AUA 2026 Preview: BPH/LUTS key themes &innovations

  • Long-term and real-world durability data is catching up to the proliferation of options. Five-year Optilume BPH (EVEREST, IP21-21) and final three-year PINNACLE results (PD03-09), three-year multicenter Rezum in large glands (IP54-12, IP54-24), nine-year PAE follow-up (IP21-18), 10-year HoLEP via Epic Cosmos (PD03-14), and a nationwide five-year reoperation analysis across eight procedures (IP21-22). The conversation is shifting from "does it work?" to "how does it hold up?"



  • The next wave of devices and stents is well represented. 24-month outcomes from the Provee prostatic urethral stent (IP21-01) and its new delivery system (IP21-02), 24-month Rivermark FloStent (RAPID-II, PD03-02), iTind vs UroLift interim results (MT-08, IP21-03), Urocross Expander 12-month and intentional retrieval data (IP03-08, IP21-26), Zenflow Spring System 12-month satisfaction (IP29-27), the ALPFA GRAIL system (IP21-15), and first-in-human intraprostatic drug-eluting bioabsorbable implants (IP21-17, IP54-09).



  • Ejaculatory and sexual function has become a primary endpoint, not an afterthought.

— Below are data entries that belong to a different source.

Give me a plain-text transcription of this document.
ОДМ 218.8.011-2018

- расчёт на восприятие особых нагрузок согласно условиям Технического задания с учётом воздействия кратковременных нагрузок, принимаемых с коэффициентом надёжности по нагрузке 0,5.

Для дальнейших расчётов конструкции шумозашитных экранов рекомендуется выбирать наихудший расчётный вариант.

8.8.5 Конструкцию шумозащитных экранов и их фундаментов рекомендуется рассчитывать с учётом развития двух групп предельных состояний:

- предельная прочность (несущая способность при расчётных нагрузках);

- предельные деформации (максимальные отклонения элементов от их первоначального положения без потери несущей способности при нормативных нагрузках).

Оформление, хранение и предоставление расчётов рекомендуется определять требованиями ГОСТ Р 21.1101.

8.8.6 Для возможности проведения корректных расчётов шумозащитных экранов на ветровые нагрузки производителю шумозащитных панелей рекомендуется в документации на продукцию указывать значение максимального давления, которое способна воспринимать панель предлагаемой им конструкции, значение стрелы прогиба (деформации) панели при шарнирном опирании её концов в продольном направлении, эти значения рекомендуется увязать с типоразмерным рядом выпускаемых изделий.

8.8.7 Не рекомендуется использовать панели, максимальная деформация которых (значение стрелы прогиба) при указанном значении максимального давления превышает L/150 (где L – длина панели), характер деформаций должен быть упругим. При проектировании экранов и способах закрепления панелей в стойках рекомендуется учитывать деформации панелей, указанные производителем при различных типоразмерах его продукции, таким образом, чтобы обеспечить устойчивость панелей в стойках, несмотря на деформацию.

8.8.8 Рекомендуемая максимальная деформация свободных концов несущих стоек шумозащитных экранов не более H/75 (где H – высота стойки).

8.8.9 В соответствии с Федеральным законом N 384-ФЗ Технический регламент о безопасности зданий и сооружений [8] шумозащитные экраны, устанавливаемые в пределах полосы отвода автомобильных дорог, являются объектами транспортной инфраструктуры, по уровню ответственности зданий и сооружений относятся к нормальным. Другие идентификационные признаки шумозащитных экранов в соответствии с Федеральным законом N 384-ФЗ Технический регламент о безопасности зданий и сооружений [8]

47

CLEAR RCT 12-month results (UroLift vs Rezum, IP54-03), HoLEP vs Aquablation propensity-matched analyses (IP54-04), 5-year MTOPS sexual function data (IP03-06), ejaculation-sparing ThuLEP (PD03-13) and blue laser (IP29-17, IP29-18), the Progator metal-free sling (IP21-24), and PUL semen parameters at 18 months (IP03-05).



  • Medical therapy is evolving in parallel. Vibegron in men ≥75 with OAB on BPH pharmacotherapy (COURAGE subgroup, IP15-20), mirabegron + tamsulosin combination Phase III (PD03-11), tadalafil 5mg RCT for post-HoLEP storage symptoms and ED (IP03-12), GLP-1 agonists and risk of surgical escalation (IP15-19), and a finasteride and male breast cancer signal in TriNetX (IP15-21).



  • Smartphone, AI, and home-based monitoring is becoming its own category. EasyVoid (Stanford, IP15-01), AI-generated uroflowmetry in post-HoLEP patients (Cooper, IP54-01), AI software for predicting pharmacologic response and diagnosing BOO/DU (Samsung Medical Center, IP21-23 and PD03-10), wearable-device sleep outcomes after BPH surgery (IP15-25), and real-world adherence data from a large commercial home uroflowmetry database (IP15-27, presented by Dr. Bilal Chughtai), which is our work at Soundable on proudP.



  • Patient-centered outcomes are showing up across sessions, including surgical regret (IP21-07, IP21-29), how recovery is communicated (IP29-20), and the quality of risk discussion (IP54-11).



  • On the biology side, microplastics in BPH tissue (IP15-11), proteomic aging clocks (IP15-16), and several mechanistic looks at 5ARI resistance offer hints of where the next wave of medical therapy thinking may come from.



One observation: the BPH treatment menu has expanded faster than the comparative evidence base, but this year's program suggests the gap is closing. Patients and clinicians are getting closer to making decisions on real data, not just first-launch enthusiasm.